Assume three numpy arrays x, y and z
z = (x**2)/ y for each x > 2 y
z = (x**2)/y**(3/2) for each x > 3 y
z = (1/x)*sin(x) for each x > 4 y
The array x, y and z are of-course made up but they illustrate the point of operating multiple if statements on multiple arrays. The arrays x, y and z are about 500,000 elements each.
One possible way (much like FORTRAN) is to create a variable i to index the arrays and use it to test if x[i] > 2*y[i] or x[i] > 3*y[i]. I assume it would be slow.
I need a fast, elegant and a more pythonic way to compute the array z.
UPDATE: I have tried the two methods and here are the results:
# Fortran way of loops:
import numpy as np
x=np.random.rand(40000,1)
y=np.random.rand(40000,1)
z = np.zeros(x.shape)
for i, v in enumerate(x):
#print i
if x[i] >2*y[i]:
z[i]= x[i]**2/y[i]
if x[i] > 3*y[i]:
z[i]=x[i]**2/y[i]**(1.5)
if x[i] > 4*y[i]:
z[i] = (1/x[i])*np.sin(x[i])
z = np.zeros(x.shape)
print z
#end----
The timing results are as follows:
real 0m0.920s
user 0m0.900s
sys 0m0.016s
The other piece of code used is:
# Pythonic way
import numpy as np
x=np.random.rand(40000,1)
y=np.random.rand(40000,1)
indices1 = np.where(x > 2*y)
indices2 = np.where(x > 3*y)
indices3 = np.where(x > 4*y)
z = np.zeros(x.shape)
z[indices1] = x[indices1]**2/y[indices1]
z[indices2] = x[indices2]**2/y[indices2]**(1.5)

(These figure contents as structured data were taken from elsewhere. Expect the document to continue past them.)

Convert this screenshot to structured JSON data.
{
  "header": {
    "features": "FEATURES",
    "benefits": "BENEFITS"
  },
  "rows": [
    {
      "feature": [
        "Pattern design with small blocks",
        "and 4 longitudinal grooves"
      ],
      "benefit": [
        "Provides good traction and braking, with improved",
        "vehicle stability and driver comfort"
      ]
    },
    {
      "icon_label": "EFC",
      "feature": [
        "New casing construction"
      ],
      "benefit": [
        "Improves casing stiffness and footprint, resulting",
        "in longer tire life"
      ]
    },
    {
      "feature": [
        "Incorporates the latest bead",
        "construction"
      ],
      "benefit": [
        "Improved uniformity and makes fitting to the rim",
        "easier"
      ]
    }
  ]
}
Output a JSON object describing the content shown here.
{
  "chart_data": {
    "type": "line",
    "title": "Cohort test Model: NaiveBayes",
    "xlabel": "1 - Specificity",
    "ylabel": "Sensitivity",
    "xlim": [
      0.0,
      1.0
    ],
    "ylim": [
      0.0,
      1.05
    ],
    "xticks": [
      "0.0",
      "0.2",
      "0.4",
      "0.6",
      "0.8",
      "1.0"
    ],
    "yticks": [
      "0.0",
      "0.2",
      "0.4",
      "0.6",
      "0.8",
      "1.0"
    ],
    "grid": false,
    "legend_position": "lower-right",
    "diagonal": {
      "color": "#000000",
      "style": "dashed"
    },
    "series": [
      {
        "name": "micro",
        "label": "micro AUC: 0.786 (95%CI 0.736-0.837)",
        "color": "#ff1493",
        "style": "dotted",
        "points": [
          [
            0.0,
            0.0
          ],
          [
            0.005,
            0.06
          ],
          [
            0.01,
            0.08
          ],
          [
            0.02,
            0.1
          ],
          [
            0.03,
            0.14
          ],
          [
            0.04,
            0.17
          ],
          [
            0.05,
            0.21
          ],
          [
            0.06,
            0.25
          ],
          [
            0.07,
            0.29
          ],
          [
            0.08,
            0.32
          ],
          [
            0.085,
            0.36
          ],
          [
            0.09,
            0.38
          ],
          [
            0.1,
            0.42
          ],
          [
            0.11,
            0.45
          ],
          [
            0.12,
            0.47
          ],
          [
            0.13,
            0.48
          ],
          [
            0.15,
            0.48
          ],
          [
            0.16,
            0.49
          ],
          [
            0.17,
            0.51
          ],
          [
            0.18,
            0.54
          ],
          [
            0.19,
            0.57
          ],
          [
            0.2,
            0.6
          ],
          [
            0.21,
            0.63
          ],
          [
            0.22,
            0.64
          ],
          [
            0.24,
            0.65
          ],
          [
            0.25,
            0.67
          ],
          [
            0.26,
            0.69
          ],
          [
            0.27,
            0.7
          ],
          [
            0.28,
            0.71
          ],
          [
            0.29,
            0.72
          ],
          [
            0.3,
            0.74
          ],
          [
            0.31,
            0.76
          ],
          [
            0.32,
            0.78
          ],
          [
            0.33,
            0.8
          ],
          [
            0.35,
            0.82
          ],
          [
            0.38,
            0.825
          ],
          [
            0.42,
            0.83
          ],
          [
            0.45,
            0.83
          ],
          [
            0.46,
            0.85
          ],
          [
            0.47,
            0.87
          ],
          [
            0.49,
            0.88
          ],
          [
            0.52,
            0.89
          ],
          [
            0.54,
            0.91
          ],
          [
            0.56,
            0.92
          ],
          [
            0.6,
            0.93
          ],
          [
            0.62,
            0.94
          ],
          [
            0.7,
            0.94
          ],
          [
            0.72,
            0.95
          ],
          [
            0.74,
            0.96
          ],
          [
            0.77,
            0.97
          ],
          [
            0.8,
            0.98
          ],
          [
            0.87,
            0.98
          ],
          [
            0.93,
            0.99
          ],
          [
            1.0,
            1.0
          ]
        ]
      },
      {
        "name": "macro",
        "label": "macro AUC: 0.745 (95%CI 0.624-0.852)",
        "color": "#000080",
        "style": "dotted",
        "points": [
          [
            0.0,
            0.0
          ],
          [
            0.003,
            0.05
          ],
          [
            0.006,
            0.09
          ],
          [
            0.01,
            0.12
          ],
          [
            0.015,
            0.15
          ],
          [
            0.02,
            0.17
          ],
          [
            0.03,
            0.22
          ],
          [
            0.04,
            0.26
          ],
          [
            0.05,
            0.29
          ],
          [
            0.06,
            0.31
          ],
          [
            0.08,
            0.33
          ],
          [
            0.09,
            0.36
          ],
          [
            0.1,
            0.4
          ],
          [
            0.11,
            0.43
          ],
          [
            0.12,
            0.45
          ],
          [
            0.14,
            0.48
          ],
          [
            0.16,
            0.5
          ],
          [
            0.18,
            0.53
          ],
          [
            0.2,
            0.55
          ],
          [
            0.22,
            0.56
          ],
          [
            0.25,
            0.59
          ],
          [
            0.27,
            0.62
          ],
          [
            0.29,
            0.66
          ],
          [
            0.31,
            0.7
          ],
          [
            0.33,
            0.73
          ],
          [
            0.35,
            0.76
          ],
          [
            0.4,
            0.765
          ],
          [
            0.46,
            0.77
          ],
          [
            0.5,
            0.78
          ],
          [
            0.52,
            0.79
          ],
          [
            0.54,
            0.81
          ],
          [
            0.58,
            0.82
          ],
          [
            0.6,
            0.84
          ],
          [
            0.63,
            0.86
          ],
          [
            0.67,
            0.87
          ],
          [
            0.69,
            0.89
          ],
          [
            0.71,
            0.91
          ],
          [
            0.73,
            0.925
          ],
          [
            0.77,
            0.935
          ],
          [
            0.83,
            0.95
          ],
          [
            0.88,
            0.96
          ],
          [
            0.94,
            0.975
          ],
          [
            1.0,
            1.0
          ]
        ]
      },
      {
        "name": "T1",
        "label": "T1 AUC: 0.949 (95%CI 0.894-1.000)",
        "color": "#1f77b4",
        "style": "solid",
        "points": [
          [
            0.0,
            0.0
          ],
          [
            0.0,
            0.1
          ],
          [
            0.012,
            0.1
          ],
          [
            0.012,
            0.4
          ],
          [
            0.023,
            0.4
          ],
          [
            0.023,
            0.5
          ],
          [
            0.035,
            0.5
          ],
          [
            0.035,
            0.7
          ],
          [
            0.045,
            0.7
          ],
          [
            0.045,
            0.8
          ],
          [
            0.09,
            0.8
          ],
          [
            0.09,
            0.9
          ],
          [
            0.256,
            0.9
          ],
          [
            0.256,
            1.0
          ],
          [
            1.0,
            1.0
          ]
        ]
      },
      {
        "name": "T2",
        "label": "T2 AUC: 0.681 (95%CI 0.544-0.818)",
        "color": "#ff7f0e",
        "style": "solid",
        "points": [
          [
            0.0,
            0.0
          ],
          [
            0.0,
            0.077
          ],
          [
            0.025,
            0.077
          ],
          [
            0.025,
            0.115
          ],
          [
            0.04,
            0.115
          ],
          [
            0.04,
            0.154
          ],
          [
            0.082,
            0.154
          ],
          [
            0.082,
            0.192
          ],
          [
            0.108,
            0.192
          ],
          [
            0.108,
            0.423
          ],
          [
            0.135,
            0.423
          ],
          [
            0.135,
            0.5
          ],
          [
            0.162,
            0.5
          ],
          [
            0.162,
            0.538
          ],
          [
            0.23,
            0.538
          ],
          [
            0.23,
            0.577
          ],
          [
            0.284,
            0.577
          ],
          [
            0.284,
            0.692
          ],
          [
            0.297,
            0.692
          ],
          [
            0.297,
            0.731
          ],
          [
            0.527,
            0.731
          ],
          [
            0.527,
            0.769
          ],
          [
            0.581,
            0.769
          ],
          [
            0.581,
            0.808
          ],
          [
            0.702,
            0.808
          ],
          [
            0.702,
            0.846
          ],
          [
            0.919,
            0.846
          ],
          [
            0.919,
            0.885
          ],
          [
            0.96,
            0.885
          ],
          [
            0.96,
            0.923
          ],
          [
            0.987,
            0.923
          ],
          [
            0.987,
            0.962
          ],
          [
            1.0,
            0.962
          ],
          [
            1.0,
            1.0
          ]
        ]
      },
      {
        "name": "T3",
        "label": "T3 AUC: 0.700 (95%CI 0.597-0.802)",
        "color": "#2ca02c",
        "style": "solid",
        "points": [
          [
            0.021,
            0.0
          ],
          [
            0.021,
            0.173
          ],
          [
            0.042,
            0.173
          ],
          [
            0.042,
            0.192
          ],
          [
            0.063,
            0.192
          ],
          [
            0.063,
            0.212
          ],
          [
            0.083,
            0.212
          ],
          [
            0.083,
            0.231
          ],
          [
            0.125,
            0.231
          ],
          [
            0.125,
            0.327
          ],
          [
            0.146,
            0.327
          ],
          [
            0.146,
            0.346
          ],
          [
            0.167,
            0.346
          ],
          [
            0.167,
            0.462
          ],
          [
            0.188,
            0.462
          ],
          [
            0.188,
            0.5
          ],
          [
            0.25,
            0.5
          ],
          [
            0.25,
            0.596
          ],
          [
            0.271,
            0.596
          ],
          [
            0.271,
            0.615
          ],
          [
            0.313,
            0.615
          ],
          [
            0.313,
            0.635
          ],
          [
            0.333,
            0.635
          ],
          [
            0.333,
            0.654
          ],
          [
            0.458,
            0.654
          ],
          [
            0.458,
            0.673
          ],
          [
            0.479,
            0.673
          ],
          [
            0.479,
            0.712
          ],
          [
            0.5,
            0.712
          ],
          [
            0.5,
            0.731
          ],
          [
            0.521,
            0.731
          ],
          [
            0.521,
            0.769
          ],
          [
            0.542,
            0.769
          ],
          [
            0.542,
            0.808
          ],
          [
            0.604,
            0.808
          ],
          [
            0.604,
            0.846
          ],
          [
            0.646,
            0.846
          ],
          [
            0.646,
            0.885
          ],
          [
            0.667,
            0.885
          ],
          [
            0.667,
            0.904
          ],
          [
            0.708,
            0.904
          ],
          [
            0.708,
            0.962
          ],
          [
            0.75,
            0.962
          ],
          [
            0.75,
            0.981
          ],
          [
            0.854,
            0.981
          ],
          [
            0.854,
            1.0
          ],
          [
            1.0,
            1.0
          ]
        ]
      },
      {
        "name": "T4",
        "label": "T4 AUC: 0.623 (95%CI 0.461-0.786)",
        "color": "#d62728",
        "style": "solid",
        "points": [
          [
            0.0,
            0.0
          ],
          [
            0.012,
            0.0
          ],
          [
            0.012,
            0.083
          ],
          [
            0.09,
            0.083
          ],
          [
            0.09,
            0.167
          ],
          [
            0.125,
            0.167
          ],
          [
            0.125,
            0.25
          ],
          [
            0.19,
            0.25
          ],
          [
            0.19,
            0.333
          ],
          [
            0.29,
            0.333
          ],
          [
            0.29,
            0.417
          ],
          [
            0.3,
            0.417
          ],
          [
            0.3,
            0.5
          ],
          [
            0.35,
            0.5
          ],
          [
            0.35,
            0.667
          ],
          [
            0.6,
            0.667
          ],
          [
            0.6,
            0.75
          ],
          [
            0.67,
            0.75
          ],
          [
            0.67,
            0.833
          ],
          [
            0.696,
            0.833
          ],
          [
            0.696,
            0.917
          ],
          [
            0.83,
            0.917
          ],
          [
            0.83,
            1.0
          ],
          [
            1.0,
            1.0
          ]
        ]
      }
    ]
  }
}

z[indices3] = (1/x[indices3])*np.sin(x[indices3])
print z
# end of code -----
The timing results are as follows:
real 0m0.110s
user 0m0.076s
sys 0m0.028s
So there is a large difference in the execution times. The two pieces were run on a ubuntu virtual machine with python 2.7.5
UPDATE: I did another test using
indices1 = x > 2*y
indices2 = x > 3*y
indices3 = x > 4*y
The timing results were:
real 0m0.105s
user 0m0.084s
sys 0m0.016s
SUMMARY: Method 3 is the most elegant and slightly faster than using np.where. Using explicit loops is very slow.